Case in point:; take a fired case from your rifle and measure it to a live round and look at the difference in dimensions.

You'll be surprised.

Surgos
November 27, 2009, 04:58 PM
well im buying the rifle from dunham sports im sure that a big name store like that wouldnt sell junk would they? i hope not anyway lol i am going to inspect a few before i buy one they have about 10 Mosin Nagants i have been reading on what to look for an what to check for the last 2 weeks

bamaranger
November 29, 2009, 02:00 AM
You do not want to fool around w/ headspace on any rifle.

Keep asking questions till you get a grip on headspace. Seems to me like the eval w/ the gauges you have is correct, the rifle should NOT close on a field gauge, but might close on a no go w/ sufficient force. Bolt should be stripped I think, too. Believe you said that. But..check and understand for yourself.
A blown rifle is bad news and could result in very bad things happening to you or others nearby.

I read just recently that their was a field tool issued w/ Mosins that allowed the headspace to be set (reset) when the bolt was torn down. It resembled an exclamation point and was supposed to be fairly common. The knowledge on how to use it, not so. Sorry best I can do.
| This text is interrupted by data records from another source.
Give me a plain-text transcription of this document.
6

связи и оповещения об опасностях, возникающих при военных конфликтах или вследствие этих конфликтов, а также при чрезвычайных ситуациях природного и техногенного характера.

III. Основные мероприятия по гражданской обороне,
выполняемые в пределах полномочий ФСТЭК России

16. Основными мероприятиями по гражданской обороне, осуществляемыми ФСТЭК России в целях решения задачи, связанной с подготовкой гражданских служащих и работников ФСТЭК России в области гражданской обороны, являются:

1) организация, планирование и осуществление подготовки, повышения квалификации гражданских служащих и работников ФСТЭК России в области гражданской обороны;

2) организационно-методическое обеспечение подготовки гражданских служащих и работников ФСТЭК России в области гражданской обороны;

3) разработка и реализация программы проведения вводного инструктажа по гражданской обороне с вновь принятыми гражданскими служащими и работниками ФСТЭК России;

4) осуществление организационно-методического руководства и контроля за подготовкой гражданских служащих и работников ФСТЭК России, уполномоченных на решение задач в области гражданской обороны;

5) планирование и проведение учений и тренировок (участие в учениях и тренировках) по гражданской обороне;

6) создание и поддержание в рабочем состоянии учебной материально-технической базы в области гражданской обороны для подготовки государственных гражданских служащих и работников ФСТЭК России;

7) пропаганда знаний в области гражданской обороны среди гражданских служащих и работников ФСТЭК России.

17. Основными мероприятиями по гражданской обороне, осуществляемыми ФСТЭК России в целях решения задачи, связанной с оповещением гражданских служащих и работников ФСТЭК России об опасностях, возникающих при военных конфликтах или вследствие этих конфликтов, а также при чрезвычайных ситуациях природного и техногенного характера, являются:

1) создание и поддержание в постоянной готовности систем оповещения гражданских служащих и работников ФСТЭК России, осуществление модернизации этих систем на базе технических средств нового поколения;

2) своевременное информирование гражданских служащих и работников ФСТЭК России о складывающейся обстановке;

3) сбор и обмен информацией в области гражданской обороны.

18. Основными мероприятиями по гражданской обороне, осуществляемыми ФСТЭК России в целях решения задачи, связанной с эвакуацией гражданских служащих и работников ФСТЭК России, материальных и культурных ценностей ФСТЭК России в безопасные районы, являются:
Some searching should yield it.
I'll check further, I may have bookmarked same.

pistolerokid
November 29, 2009, 06:00 AM
I own three of them like them really much. Here in the dakota's I have shot them in 40 below weather and they work just fine. I had someone tell me to always shoot the model 44 with shooting glasses. something about a tendancy for the bolt to come back. dont recall who told me that but just to be safe I started wearing them when I shoot one of them.

sc928porsche
November 29, 2009, 11:44 AM
jlv8. not really good advice. What you care to do with your own safety is up to you. Of course, that is just my opinion. Its just a lot easier for me to check the headspace than to risk the consequenses

alemonkey
November 29, 2009, 10:27 PM
bamaranger, the tool that was issued with the Mosin was used to set firing pin protrusion. That's another thing you don't want to have set wrong. The Mosin has no provision for venting gas, so a punctured primer could ruin your day.

kymasabe
November 29, 2009, 11:10 PM
I brought mine to my local gunsmith and he checked headspace for me for around $45. No parts to buy, nothing for me to take apart, dropped it off one day, picked it up a few days later with a clean bill of health.
Save yourself the aggravation and leave it to the professionals.

Three44s
November 30, 2009, 12:30 AM
You can't overestimate the importance of headspace.
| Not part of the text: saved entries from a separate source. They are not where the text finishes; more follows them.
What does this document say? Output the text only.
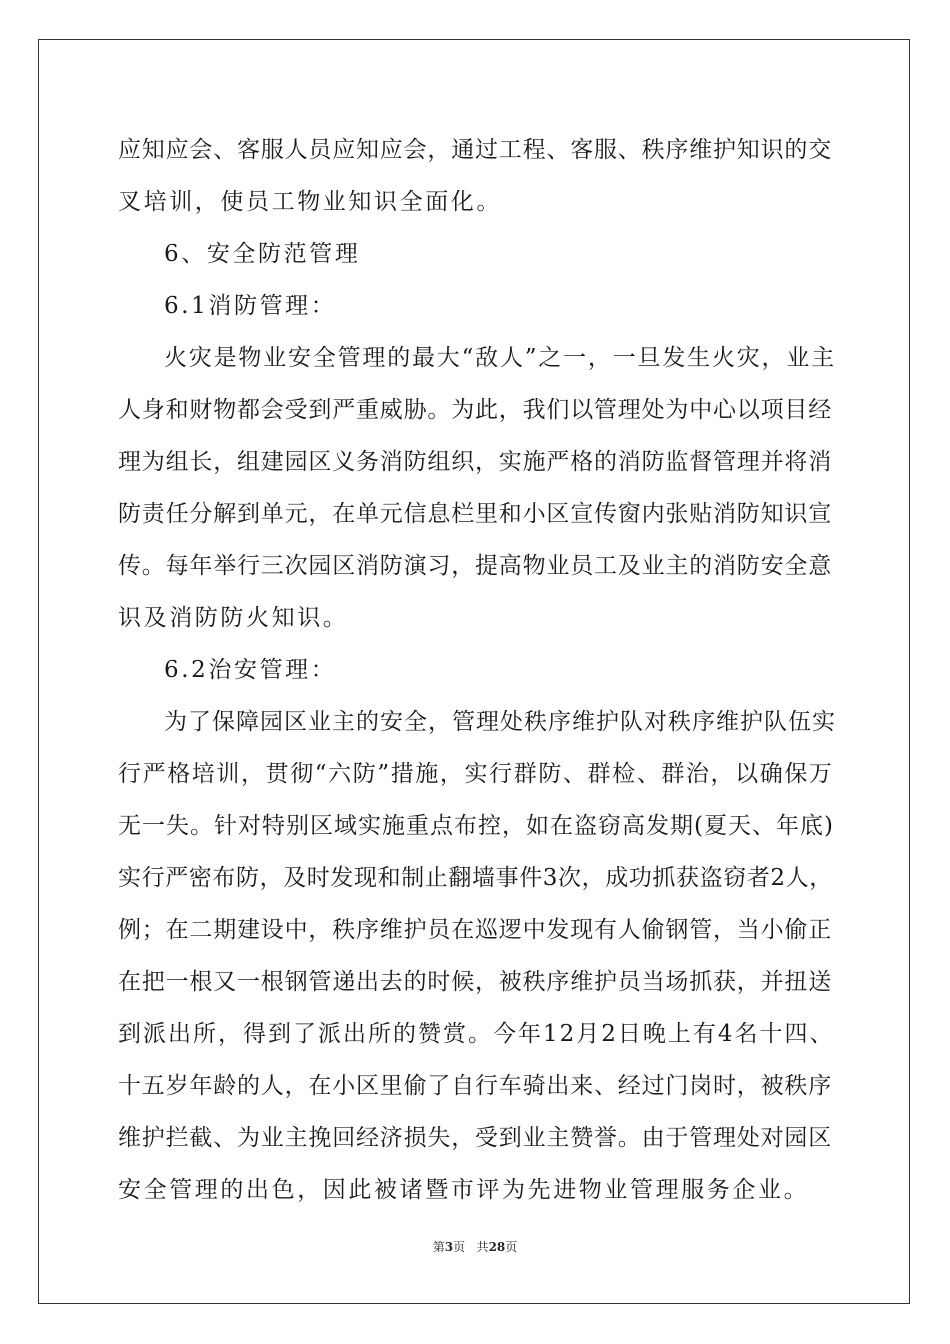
应知应会、客服人员应知应会，通过工程、客服、秩序维护知识的交
叉培训，使员工物业知识全面化。
6、安全防范管理
6.1消防管理：
火灾是物业安全管理的最大“敌人”之一，一旦发生火灾，业主
人身和财物都会受到严重威胁。为此，我们以管理处为中心以项目经
理为组长，组建园区义务消防组织，实施严格的消防监督管理并将消
防责任分解到单元，在单元信息栏里和小区宣传窗内张贴消防知识宣
传。每年举行三次园区消防演习，提高物业员工及业主的消防安全意
识及消防防火知识。
6.2治安管理：
为了保障园区业主的安全，管理处秩序维护队对秩序维护队伍实
行严格培训，贯彻“六防”措施，实行群防、群检、群治，以确保万
无一失。针对特别区域实施重点布控，如在盗窃高发期(夏天、年底)
实行严密布防，及时发现和制止翻墙事件3次，成功抓获盗窃者2人，
例；在二期建设中，秩序维护员在巡逻中发现有人偷钢管，当小偷正
在把一根又一根钢管递出去的时候，被秩序维护员当场抓获，并扭送
到派出所，得到了派出所的赞赏。今年12月2日晚上有4名十四、
十五岁年龄的人，在小区里偷了自行车骑出来、经过门岗时，被秩序
维护拦截、为业主挽回经济损失，受到业主赞誉。由于管理处对园区
安全管理的出色，因此被诸暨市评为先进物业管理服务企业。
第3页 共28页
What the Russian troops got away with during the war time conditions with steel cased ammo .... read no reloads ......

...... and what we consider safe ........ handloading ......
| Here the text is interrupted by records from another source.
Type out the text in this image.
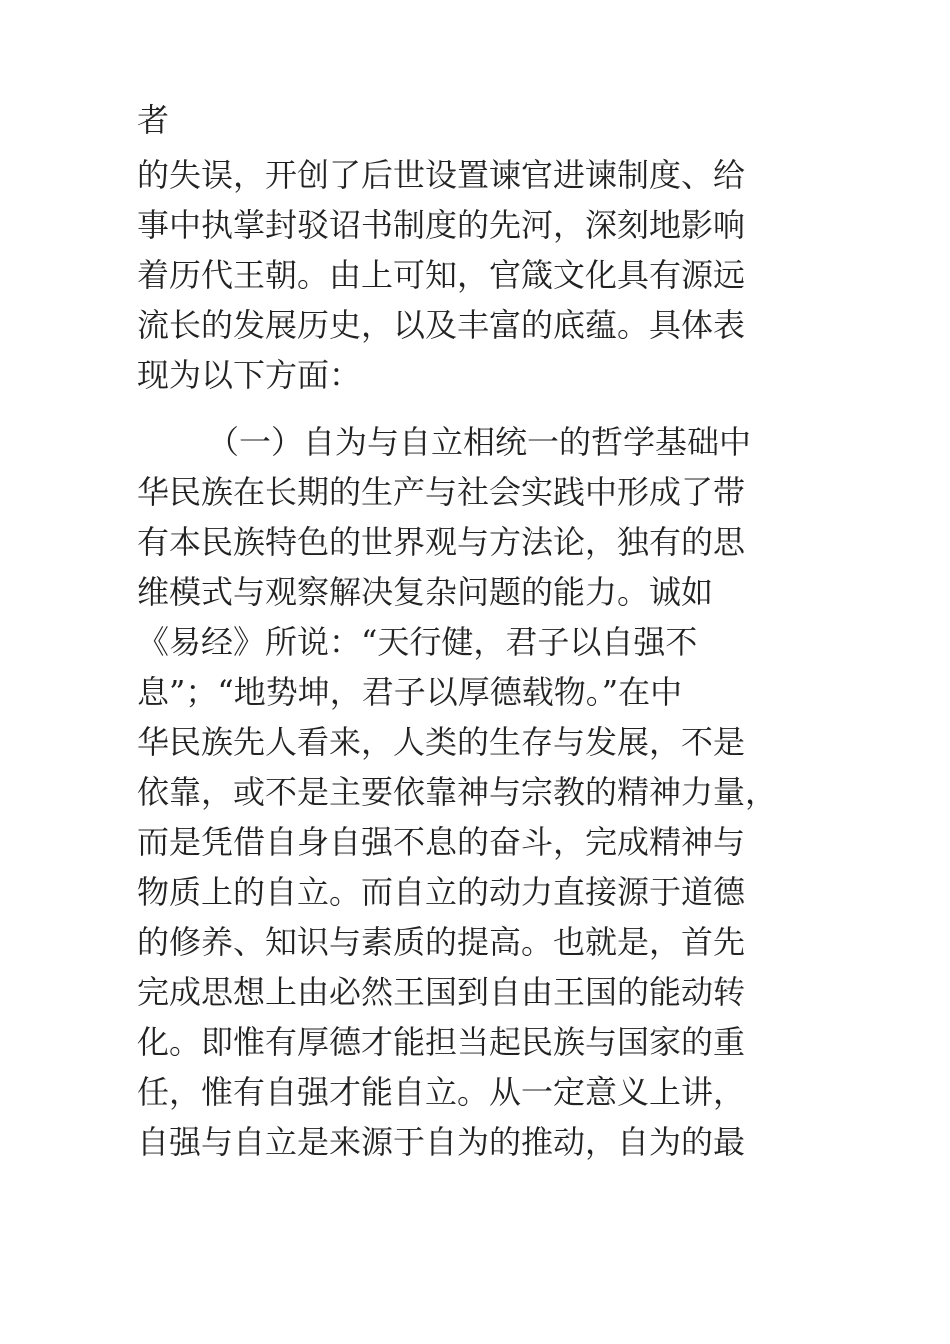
者
的失误，开创了后世设置谏官进谏制度、给
事中执掌封驳诏书制度的先河，深刻地影响
着历代王朝。由上可知，官箴文化具有源远
流长的发展历史，以及丰富的底蕴。具体表
现为以下方面：
（一）自为与自立相统一的哲学基础中
华民族在长期的生产与社会实践中形成了带
有本民族特色的世界观与方法论，独有的思
维模式与观察解决复杂问题的能力。诚如
《易经》所说：“天行健，君子以自强不
息”；“地势坤，君子以厚德载物。”在中
华民族先人看来，人类的生存与发展，不是
依靠，或不是主要依靠神与宗教的精神力量，
而是凭借自身自强不息的奋斗，完成精神与
物质上的自立。而自立的动力直接源于道德
的修养、知识与素质的提高。也就是，首先
完成思想上由必然王国到自由王国的能动转
化。即惟有厚德才能担当起民族与国家的重
任，惟有自强才能自立。从一定意义上讲，
自强与自立是来源于自为的推动，自为的最
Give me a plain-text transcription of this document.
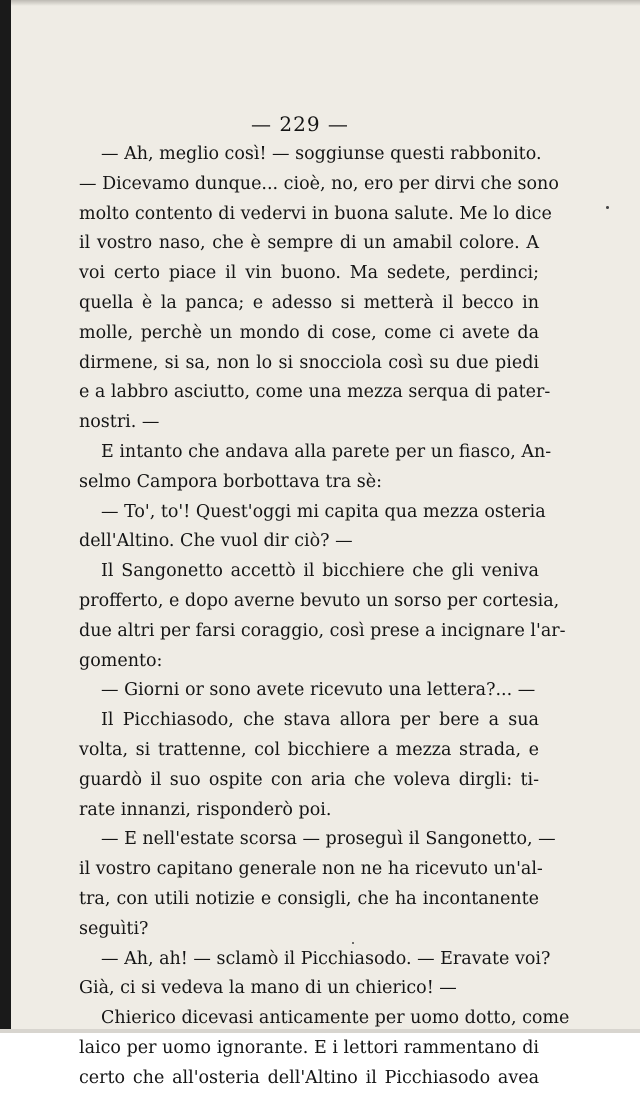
— 229 —
— Ah, meglio così! — soggiunse questi rabbonito.
— Dicevamo dunque... cioè, no, ero per dirvi che sono
molto contento di vedervi in buona salute. Me lo dice
il vostro naso, che è sempre di un amabil colore. A
voi certo piace il vin buono. Ma sedete, perdinci;
quella è la panca; e adesso si metterà il becco in
molle, perchè un mondo di cose, come ci avete da
dirmene, si sa, non lo si snocciola così su due piedi
e a labbro asciutto, come una mezza serqua di pater-
nostri. —
E intanto che andava alla parete per un fiasco, An-
selmo Campora borbottava tra sè:
— To', to'! Quest'oggi mi capita qua mezza osteria
dell'Altino. Che vuol dir ciò? —
Il Sangonetto accettò il bicchiere che gli veniva
profferto, e dopo averne bevuto un sorso per cortesia,
due altri per farsi coraggio, così prese a incignare l'ar-
gomento:
— Giorni or sono avete ricevuto una lettera?... —
Il Picchiasodo, che stava allora per bere a sua
volta, si trattenne, col bicchiere a mezza strada, e
guardò il suo ospite con aria che voleva dirgli: ti-
rate innanzi, risponderò poi.
— E nell'estate scorsa — proseguì il Sangonetto, —
il vostro capitano generale non ne ha ricevuto un'al-
tra, con utili notizie e consigli, che ha incontanente
seguìti?
— Ah, ah! — sclamò il Picchiasodo. — Eravate voi?
Già, ci si vedeva la mano di un chierico! —
Chierico dicevasi anticamente per uomo dotto, come
laico per uomo ignorante. E i lettori rammentano di
certo che all'osteria dell'Altino il Picchiasodo avea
..... are two entirely different things .........

Just feature this:

The Russian army put their troops in front of their tanks to protect the tanks ........

........ think they were very safety orrientated?

Do the right thing!

Three 44s

bamaranger
November 30, 2009, 02:11 AM
Well I "thought" it was headspace, but I'll take correction willingly. Not a Mosin guy, Knew I had seen something. Don't want any part of somebody gettin' hurt. Cannot find the site, and not tech savvy enough to find it in my machine.